Sentía mi miembro palpitar en su boca. Estaba a punto de terminar y ni si quiera había podido tocarla.
-Hinata-sama... sueltame por favor... voy a... por favor... quiero tocarte...-
Agarró mi pene sacándolo de su boca, sonrió con una mueca burlona mientras me masturbaba lentamente. Joder. Joder.
-No puedo hacer eso Sasuke-kun... quiero que te corras para mí...-
Se acercó a mis labios sin detener su movimiento de muñeca y me besó. Gruñí en su boca y mordí su labio inferior, terminando sobre mi vientre, solté un suspiro y la miré.
Lamió su dedo pulgar impregnado de mi esencia y sin bajar de mi cuerpo, tomó la capa como pudo y se limpió la mano para después hacer lo mismo con mi estómago.
-Hinata-sama... me duelen las muñecas...-
Observé la mueca de preocupación en su rostro, se elevó hacia las esposas y aproveché para atrapar uno de sus pezones con mi boca. Mi ingenua Hinata... Sonreí burlonamente y lo lamí despacio, deleitándome con los pequeños gemidos que salían de su garganta, mientras se aferraba a mis manos sin querer apartarse.
Con un movimiento de cadera simulando una penetración hice que nuestros sexos rozaran, mordiendo su rosado pezón. Gimió más alto y yo gruñí deseando hacerla mía.
-Cariño... suéltame por favor...-
Como pude la miré de nuevo con mi mueca de cachorro desolado. Su mente estaba tan deseosa de lo que ambos queríamos hacer que no lo pensó y me desató terminando así de quitar mi camiseta. Sujeté su cintura y cambie posiciones de un movimiento, haciéndola caer sobre la cama.
Después de oír su pequeño grito de sorpresa por el movimiento, la besé con pasión ahora desenfrenada, acariciando sus piernas y su vientre. Como deseaba hacer esto...
-Por fin mía... solo mía...-
Susurré ronco sobre sus labios y la miré a sus empañadas pupilas mientras ella mordía sus propios labios. Perfecta...
Sujeté sus brazos y besé sus pechos, humedeciéndolos por completo.
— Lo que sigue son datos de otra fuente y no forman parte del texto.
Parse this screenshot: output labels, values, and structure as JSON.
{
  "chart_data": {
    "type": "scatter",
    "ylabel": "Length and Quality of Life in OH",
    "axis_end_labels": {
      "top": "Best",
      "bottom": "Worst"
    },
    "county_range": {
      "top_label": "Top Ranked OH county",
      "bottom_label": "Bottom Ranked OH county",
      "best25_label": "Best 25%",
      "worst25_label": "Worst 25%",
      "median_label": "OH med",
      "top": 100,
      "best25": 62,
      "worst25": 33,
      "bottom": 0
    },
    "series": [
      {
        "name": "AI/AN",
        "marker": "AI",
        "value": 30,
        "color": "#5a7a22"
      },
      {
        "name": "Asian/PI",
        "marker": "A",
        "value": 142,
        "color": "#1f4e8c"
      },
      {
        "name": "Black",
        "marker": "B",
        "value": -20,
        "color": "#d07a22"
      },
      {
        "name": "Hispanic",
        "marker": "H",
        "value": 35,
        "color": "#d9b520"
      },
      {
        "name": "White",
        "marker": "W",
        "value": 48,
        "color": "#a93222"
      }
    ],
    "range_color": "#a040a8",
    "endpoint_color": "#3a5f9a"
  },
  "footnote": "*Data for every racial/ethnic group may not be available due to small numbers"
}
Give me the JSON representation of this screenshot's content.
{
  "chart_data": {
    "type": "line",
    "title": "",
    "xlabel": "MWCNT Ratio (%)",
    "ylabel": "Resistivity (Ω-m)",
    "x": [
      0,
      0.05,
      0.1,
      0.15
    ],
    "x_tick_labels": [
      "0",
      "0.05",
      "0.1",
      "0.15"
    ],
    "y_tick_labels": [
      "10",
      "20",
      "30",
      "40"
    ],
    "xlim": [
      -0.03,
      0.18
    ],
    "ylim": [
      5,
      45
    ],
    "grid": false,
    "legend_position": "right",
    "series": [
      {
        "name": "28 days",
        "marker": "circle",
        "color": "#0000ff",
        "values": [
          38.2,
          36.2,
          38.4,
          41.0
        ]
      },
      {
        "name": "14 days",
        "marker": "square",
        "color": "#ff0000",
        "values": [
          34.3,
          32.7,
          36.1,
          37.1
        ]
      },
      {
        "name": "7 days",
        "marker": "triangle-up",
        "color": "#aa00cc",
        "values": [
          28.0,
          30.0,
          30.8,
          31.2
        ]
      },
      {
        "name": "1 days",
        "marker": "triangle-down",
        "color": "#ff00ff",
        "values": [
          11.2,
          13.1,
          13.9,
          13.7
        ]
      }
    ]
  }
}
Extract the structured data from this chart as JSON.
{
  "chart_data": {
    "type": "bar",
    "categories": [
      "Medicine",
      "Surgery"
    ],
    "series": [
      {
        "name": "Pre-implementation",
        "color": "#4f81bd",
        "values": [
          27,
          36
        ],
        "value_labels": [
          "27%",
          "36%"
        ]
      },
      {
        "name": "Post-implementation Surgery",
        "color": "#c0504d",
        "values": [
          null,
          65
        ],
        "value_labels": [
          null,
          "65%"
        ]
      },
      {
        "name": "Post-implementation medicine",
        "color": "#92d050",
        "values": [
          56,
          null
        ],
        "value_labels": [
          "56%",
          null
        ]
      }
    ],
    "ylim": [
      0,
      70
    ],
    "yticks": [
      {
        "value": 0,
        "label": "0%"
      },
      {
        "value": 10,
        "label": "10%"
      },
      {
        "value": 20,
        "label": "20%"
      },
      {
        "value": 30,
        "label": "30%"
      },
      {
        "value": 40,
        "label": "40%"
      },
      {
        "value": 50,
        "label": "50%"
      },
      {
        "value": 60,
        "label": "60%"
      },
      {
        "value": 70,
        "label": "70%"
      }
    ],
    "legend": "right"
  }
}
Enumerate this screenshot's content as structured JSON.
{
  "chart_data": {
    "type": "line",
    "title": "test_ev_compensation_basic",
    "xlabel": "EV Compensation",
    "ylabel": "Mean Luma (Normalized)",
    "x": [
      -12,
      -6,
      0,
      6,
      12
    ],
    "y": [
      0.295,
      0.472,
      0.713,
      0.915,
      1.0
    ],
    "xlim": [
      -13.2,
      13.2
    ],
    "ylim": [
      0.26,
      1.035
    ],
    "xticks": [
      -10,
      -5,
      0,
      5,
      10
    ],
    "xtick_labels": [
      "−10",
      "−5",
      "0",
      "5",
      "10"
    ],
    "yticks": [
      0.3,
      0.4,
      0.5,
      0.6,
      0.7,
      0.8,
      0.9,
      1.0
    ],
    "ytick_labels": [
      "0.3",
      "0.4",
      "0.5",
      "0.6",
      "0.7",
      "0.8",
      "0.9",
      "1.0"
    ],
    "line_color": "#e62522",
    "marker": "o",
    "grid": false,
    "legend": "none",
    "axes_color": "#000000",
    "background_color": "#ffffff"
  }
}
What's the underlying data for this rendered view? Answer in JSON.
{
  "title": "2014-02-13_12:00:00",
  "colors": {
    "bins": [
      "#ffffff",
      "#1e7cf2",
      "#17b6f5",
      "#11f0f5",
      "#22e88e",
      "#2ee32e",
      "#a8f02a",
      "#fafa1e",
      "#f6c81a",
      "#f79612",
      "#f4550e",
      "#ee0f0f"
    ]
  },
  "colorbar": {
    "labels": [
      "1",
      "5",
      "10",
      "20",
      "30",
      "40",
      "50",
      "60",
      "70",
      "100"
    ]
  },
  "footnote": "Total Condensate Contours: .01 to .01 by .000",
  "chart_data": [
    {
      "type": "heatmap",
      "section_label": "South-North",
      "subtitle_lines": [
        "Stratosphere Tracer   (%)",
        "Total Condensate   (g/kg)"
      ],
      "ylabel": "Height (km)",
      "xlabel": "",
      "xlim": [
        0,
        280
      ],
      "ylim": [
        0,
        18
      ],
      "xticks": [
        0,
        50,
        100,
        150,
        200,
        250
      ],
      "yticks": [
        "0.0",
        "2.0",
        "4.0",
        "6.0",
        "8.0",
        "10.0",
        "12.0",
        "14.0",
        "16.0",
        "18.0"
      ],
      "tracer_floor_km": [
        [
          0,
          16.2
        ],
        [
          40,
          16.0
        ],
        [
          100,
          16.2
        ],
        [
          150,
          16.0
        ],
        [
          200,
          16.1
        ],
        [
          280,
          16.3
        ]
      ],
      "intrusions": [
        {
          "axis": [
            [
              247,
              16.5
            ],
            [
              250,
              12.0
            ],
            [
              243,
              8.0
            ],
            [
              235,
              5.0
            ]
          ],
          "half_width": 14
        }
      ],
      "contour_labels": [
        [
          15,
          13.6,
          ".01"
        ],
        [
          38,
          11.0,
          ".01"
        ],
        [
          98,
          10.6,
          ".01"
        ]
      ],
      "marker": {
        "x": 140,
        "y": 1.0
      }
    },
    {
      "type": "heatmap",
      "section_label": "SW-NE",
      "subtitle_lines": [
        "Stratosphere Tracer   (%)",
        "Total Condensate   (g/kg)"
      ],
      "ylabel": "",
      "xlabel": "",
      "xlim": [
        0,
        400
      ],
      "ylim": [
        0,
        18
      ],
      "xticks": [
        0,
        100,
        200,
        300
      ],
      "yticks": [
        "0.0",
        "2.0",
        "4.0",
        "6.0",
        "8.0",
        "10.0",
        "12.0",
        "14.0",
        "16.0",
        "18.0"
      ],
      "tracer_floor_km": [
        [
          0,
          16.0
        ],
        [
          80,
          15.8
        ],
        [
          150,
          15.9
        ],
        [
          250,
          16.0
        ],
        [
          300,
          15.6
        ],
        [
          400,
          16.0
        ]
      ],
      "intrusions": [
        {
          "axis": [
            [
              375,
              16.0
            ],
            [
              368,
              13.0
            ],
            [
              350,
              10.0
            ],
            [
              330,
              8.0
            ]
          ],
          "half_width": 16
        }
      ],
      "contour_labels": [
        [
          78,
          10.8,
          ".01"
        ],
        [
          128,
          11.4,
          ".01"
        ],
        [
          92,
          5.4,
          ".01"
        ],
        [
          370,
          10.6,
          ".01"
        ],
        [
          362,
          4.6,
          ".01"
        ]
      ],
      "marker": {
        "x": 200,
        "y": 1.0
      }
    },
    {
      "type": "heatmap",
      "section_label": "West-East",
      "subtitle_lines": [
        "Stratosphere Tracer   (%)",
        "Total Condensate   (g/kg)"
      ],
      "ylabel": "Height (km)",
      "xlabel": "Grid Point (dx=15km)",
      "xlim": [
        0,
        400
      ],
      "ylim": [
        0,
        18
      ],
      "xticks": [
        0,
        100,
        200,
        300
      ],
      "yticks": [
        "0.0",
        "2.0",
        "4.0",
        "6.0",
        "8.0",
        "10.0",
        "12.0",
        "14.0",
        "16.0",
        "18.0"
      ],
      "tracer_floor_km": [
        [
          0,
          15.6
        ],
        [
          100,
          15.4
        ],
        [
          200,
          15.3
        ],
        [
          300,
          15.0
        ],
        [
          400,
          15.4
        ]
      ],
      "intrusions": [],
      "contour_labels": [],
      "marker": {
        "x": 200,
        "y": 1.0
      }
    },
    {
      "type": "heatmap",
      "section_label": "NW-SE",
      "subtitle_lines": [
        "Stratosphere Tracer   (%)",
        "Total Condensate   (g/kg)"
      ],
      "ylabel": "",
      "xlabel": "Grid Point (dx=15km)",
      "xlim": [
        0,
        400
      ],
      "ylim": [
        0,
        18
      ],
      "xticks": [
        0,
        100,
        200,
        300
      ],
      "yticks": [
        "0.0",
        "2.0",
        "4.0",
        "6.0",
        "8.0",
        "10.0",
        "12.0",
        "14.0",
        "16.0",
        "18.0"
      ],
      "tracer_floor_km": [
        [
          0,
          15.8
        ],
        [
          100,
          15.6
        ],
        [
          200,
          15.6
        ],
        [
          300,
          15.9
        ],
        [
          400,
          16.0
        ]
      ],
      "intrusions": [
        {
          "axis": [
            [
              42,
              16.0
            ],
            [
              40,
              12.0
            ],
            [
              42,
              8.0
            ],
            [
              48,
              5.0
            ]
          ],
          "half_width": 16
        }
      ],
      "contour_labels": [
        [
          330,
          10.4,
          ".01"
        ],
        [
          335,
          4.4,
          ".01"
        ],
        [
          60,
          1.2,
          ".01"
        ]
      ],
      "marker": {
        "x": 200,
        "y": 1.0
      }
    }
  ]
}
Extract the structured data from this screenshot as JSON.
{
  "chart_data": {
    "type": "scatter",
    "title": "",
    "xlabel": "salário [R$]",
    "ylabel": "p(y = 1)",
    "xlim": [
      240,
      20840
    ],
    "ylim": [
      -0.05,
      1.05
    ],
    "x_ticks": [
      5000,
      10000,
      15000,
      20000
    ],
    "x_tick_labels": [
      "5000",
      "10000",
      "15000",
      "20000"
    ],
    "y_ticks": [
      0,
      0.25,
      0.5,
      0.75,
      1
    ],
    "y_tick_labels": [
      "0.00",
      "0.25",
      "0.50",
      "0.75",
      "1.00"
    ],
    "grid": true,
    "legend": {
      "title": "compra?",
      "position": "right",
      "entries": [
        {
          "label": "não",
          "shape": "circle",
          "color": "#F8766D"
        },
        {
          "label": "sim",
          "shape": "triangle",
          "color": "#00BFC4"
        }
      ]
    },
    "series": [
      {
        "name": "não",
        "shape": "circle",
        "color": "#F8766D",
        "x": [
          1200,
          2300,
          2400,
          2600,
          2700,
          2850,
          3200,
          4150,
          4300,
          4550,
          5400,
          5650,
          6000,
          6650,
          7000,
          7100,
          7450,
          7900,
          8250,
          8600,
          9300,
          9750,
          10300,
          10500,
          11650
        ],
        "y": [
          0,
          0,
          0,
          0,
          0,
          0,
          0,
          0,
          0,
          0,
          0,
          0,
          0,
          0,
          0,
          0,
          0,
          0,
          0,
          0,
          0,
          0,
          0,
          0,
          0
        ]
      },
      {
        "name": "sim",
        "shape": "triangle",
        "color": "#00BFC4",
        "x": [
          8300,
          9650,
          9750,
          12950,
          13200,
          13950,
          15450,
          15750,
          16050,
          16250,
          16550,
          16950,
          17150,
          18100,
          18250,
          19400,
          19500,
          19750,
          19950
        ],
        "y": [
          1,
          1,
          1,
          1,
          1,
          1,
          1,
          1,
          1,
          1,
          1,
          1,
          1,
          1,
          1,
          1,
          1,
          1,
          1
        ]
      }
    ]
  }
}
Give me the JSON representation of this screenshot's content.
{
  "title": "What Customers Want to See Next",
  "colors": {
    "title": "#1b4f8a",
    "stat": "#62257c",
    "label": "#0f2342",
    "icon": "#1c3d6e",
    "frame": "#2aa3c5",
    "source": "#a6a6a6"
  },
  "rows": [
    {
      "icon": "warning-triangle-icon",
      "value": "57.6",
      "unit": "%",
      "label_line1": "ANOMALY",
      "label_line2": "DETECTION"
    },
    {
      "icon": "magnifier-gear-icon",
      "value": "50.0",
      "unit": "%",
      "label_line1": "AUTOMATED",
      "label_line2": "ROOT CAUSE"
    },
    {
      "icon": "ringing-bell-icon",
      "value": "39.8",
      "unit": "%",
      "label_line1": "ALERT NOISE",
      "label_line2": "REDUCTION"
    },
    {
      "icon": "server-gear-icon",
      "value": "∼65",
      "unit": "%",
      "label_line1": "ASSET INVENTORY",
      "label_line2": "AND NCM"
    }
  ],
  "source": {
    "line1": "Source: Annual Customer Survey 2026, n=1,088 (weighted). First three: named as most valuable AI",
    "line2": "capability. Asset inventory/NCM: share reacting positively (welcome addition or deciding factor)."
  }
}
Quería estar dentro de ella, pero tendría que hacerla sufrir un poco, aunque creo ser el que menos aguante esta placentera tortura... Con mi mano dirigí mi pene a su entrada y acaricie sus labios inferiores.
-Ahh... Sa-sasuke-kun... por-por favor...-
-¿Qué desea Hinata-sama?-
-Hazme tuya... ahora... por favor...-
-Me temo que eso no es posible mi princesa, te has portado muy mal y creo que me marcharé dejándote aquí, ¿no crees que sería lo que te mereces, caperucita?-
Su cara de sorpresa fue única y no pude evitar reírme. Abrí sus piernas e introduje mi miembro poco a poco invadiendo su interior. Comencé con unas embestidas lentas y tortuosas disfrutando de los sonidos que salían de sus labios. Dejé que llegara a su primer orgasmo y mis embestidas aumentaron el ritmo. Después de que la habitación se llenara del sonido de mi pelvis golpeando contra la suya, ambos gemimos al unísono, culminando ante el placer.
-Anata... te amo...-
-También te amo hime...-
Susurró sobre mis labios después de posar sus manos sobre mi nuca y empujarme con delicadeza contra su boca para unir nuestros labios. Me acarició el pelo y sonrió. La observe fijamente sonriendo con astucia.
-Pero esto acaba de empezar... ahora, date la vuelta mi amor...-
Demandé excitado. Este sería el mejor carnaval y todo gracias a la estúpida fiesta del dobe, a la que yo no quería asistir. Sasuke idiota.